Ex-Khmer Rouge prison chief describes torture used to extract confessions

By Sopheng Cheang, Gaea News Network
Wednesday, April 29, 2009

Khmer Rouge prison chief describes torture

PHNOM PENH, Cambodia — The chief jailer of the Khmer Rouge, on trial for the killing of thousands of “state enemies” in the 1970s, said Wednesday that he trained peasant children as young as 12 to guard prisoners who were routinely electrocuted and whipped.

Kaing Guek Eav told a special tribunal that torturers used “a kind of mobile phone” connected to an electric current to shock prisoners. Other torture techniques used to extract confessions included whipping and beating.

But he denied that techniques such as putting plastic bags over prisoners’ heads or waterboarding — in which drowning is simulated — were used.

Kaing Guek Eav, 66, alias Duch, commanded Phnom Penh’s S-21 prison, where as many as 16,000 men, women and children are believed to have been tortured before being sent to their deaths.

He is being tried by a U.N.-assisted genocide tribunal for crimes against humanity, war crimes, murder and torture. An estimated 1.7 million Cambodians died under the 1975-79 communist Khmer Rouge regime from forced labor, starvation, medical neglect and executions.

“The way people were detained, interrogated and smashed (killed) was unique to the prison (S-21),” said Duch, one of five senior Khmer Rouge leaders expected to face the tribunal,

Answering questions from prosecutor Alex Bates, Duch (pronounced Doik) said hundreds of children between the ages of 12 and 17 were rounded up from poor families in the countryside to serve as “special and honest security guards” at the prison.

“Because they were young, they were like clean pieces of papers that can be easily written or painted on,” Duch said. “I myself educated them. I trained them.”

He said that once these children arrived at S-21, he decided which of them would be trained as guards. Those who were unhealthy or very young were assigned to collect grass to feed rabbits.

Duch acknowledged that with a very few exceptions — such as people with special technical skills who could be useful for the prison’s work — all those arrested were killed.
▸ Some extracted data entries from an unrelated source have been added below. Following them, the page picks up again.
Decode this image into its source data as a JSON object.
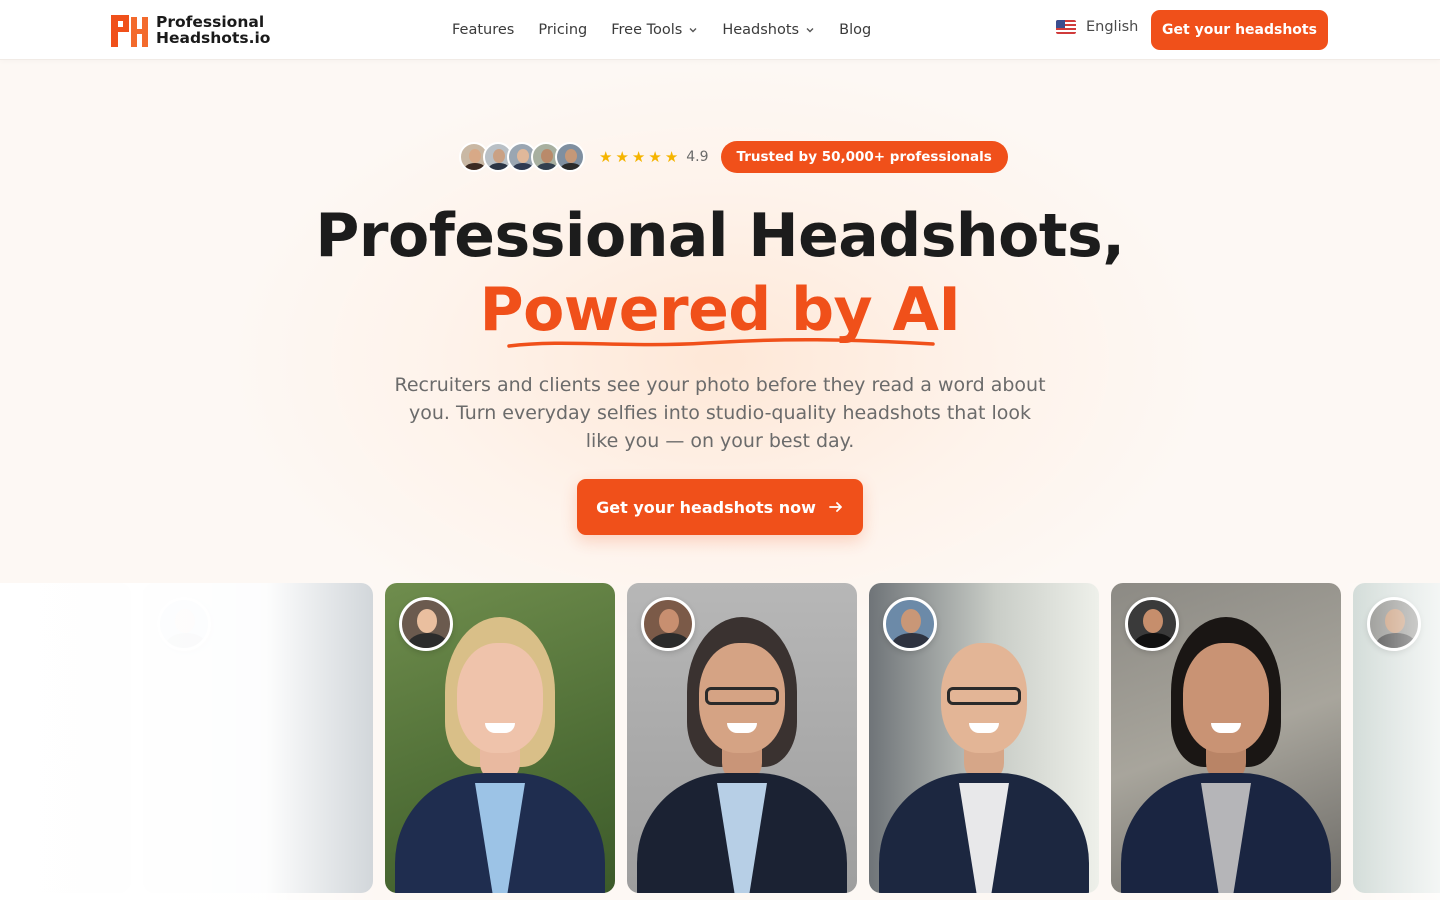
{
  "header": {
    "logo_line1": "Professional",
    "logo_line2": "Headshots.io",
    "nav": [
      {
        "label": "Features",
        "dropdown": false
      },
      {
        "label": "Pricing",
        "dropdown": false
      },
      {
        "label": "Free Tools",
        "dropdown": true
      },
      {
        "label": "Headshots",
        "dropdown": true
      },
      {
        "label": "Blog",
        "dropdown": false
      }
    ],
    "language": "English",
    "cta_label": "Get your headshots"
  },
  "hero": {
    "rating": "4.9",
    "stars": 5,
    "trusted_label": "Trusted by 50,000+ professionals",
    "title_line1": "Professional Headshots,",
    "title_line2": "Powered by AI",
    "subtitle": "Recruiters and clients see your photo before they read a word about you. Turn everyday selfies into studio-quality headshots that look like you — on your best day.",
    "cta_label": "Get your headshots now"
  },
  "colors": {
    "accent": "#f0501a",
    "star": "#f5b400",
    "text_dark": "#1c1c1c",
    "text_muted": "#6b6b6b"
  },
  "icons": [
    "logo-icon",
    "chevron-down-icon",
    "us-flag-icon",
    "star-icon",
    "arrow-right-icon"
  ]
}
He said that in principle this included people arrested by mistake.

“Everyone who was arrested and send to S-21 was presumed dead already,” he said. Among them, Duch testified, were four Westerners: an American, an Australian, a New Zealander and a Briton, who were captured on their yacht in Cambodian waters and killed after interrogation.

During his testimony, Duch described himself as a clean and honest man who devoted himself completely to the regime’s leaders, serving as their eyes and ears.

As Duch was being questioned, Ieng Sary, the regime’s foreign minister, was hospitalized.

Reach Sambath, a spokesman for the tribunal, told journalists that the ailing 83-year-old man has a history of heart and urinary tract problems but was sent to the hospital for a routine checkup.

Two other detained ex-Khmer Rouge leaders, head of state Khieu Samphan, 78, and chief ideologist, Nuon Chea, 82, would also be sent to a hospital for checkups, the spokesman said.

Duch is the first senior Khmer Rouge figure to face trial, and the only one to acknowledge responsibility for his actions. Khieu Samphan, Nuon Chea, Ieng Sary and Ieng Sary’s wife, who are all being detained, are likely to be tried in the next year or two.